Les deux chocs décisifs pour rétablir la confiance

A l’heure où fleurissent les programmes présidentiels sur fond de pédagogie de l’urgence j’aimerais ici parler de deux chocs de confiance dont a besoin la France. Lorsque je parle de choc, je ne me rallie pas nécessairement à la thématique de l’urgence. Je n’ai nul besoin de noircir le bilan français. Je parle de l’avenir d’une économie que je ne considère pas beaucoup plus mal lotie que les autres. Et qui, comme les autres, doit retrouver la martingale de la croissance en s’attaquant aux faiblesses qui lui sont propres.

Si l’on pense à la décennie perdue européenne en termes de croissance quel est le principal risque pour la décennie à venir. Que les anticipations ne figent dans le marbre ce qui deviendrait alors un régime permanent. Et l’urgence est d’abord là. Agir positivement sur les anticipations, les projections des agents, sans dogme préconçu, sans chapelle doctrinale, pro-offre ou pro-demande. C’est pourquoi je parle de double choc.

Je commencerai par le choc d’offre.

Puisqu’il est avéré maintenant que la politique monétaire et les taux zéro ne peuvent pas tout en matière d’investissement, d’où pourrait venir ce choc ? Probablement pas des réformes en matière de flexibilité, qui en France ne peuvent être que graduelles, et dont la concrétisation dans la pratique, est freinée par le manque d’adhésion d’une partie de la population, par un habitus, sans parler de la jurisprudence. Des réformes qui par ailleurs ne portent leurs fruits qu’à très long terme, et sous condition que l’endettement privé ou public impulsent la croissance, à défaut des salaires, mis sous pression.
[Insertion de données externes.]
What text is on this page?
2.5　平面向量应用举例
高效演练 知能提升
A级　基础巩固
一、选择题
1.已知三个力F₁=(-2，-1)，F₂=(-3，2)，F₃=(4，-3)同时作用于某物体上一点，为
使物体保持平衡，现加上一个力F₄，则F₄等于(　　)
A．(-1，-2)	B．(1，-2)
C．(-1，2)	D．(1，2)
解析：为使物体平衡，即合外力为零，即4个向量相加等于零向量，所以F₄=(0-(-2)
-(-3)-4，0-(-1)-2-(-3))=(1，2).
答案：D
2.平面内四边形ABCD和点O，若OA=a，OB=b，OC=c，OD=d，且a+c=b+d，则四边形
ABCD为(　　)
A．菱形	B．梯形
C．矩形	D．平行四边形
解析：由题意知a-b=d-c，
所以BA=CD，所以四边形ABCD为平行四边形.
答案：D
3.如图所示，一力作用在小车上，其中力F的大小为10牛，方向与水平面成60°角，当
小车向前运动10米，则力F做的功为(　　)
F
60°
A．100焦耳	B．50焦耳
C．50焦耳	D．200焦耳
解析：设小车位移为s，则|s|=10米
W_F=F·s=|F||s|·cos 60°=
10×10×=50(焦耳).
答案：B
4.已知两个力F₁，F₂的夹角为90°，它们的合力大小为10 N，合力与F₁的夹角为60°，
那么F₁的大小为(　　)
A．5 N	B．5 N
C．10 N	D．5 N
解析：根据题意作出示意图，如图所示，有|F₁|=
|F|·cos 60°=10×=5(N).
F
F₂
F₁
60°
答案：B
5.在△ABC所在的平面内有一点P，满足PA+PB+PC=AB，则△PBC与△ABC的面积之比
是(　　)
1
Ce type de réforme pourrait faire sens cependant si, comme en Allemagne, elles visaient la cible particulière des plus petites entreprises, les moins de 10 par exemple, confrontés à une plus forte instabilité de leur marché et à faible capacité pour provisionner les risques induits.

Dans le cas français, c’est probablement du côté de la fiscalité du capital, que pourrait surgir alors le choc le plus saisissant pour les esprits. D’abord, parce qu’il s’agit d’un des derniers leviers sur lequel les gouvernements ont la main. Ensuite, parce que la France n’a pas pris encore la mesure du fait qu’elle avait perdu sa centralité en Europe après la réunification allemande. Et ce simple constat, devrait de façon imparable la conduire à reconstituer son attractivité. Elle ne peut plus avoir la fiscalité d’un pays pivot en termes de production et surtout d’accès au grand marché intérieur. Et pour marquer les esprits, il est clair que c’est une baisse de l’IS, même si ce n’est qu’un élément parmi d’autres de la fiscalité du capital, et pas forcément le plus problématique, qui devrait être le marqueur de ce tournant. Troisième réforme symbolique forte : définir un statut fiscal de l’entrepreneur, qui reconnaitrait que l’exposition au risque n’est pas identique pour tous. Et que certains acteurs économiques sont confrontés à un risque non diversifiable, débordant sur leur famille, qui mérite un traitement fiscal particulier, notamment en termes de déduction des pertes, ou de fiscalité des plus-values.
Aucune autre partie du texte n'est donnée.